Exemple concret : une grande surface située à proximité d’une gare voit une forte fréquentation le dimanche matin. Si le magasin fermait entièrement le dimanche, des usagers se trouveraient privés d’accès à des produits de première nécessité et la circulation des clients serait perturbée. Le directeur sollicite une autorisation préfectorale.

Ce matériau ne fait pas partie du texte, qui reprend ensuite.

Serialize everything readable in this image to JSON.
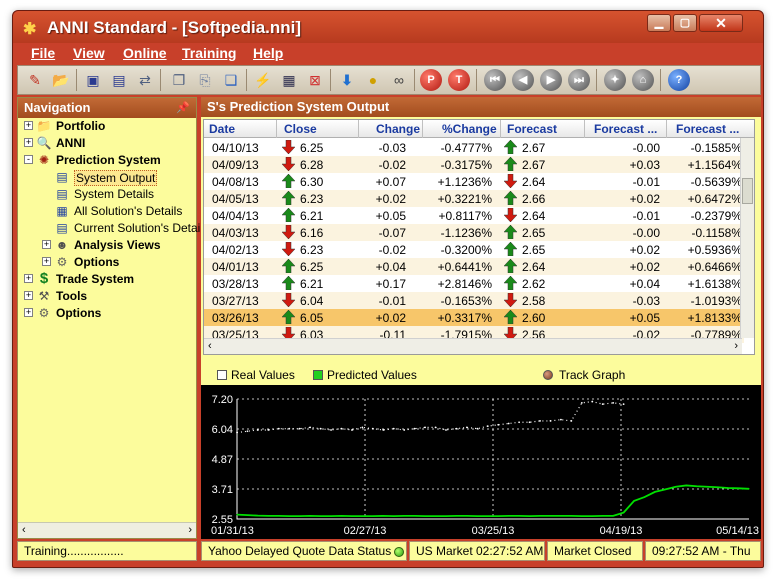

Le préfet accorde, pour toute l’année, une dérogation « par roulement à tout ou partie des salariés » : l’équipe est organisée en deux groupes A et B. Chaque dimanche, un groupe travaille (matin et après‑midi) et l’autre bénéficie de son repos ; les groupes alternent chaque semaine, et chaque salarié bénéficie d’un jour de repos compensateur supplémentaire toutes les deux semaines conformément à l’organisation prévue dans l’autorisation.
- Condition préalable : il faut établir que le repos simultané de tous les salariés le dimanche serait préjudiciable au public ou compromettrait le fonctionnement normal de l’établissement.
- Autorité compétente : seule le préfet peut délivrer l’autorisation de déroger au repos dominical collectif.
- Durée de l’autorisation : elle peut être accordée pour toute l’année ou seulement pour certaines périodes.
- Modalités limitées et définies par l’article : 1) repos un autre jour que le dimanche pour tous ; 2) repos du dimanche midi au lundi midi ; 3) dimanche après‑midi avec un jour de repos compensateur par roulement et par quinzaine ; 4) repos par roulement pour tout ou partie des salariés.
- Portée : la dérogation concerne l’établissement (organisation locale) et non une règle générale pour l’entreprise sans décision préfectorale.
- Preuve et motivation : l’employeur doit pouvoir démontrer les conséquences pour le public ou le fonctionnement pour obtenir l’autorisation.
- Respect des autres règles : l’autorisation préfectorale n’exonère pas l’employeur d’appliquer les règles relatives au temps de travail, aux durées minimales de repos, à la rémunération et aux compensations prévues par le Code du travail ou les accords collectifs.
- Recours possibles : la décision préfectorale peut faire l’objet de contestation devant les juridictions administratives si elle est refusée ou si son contenu est contesté.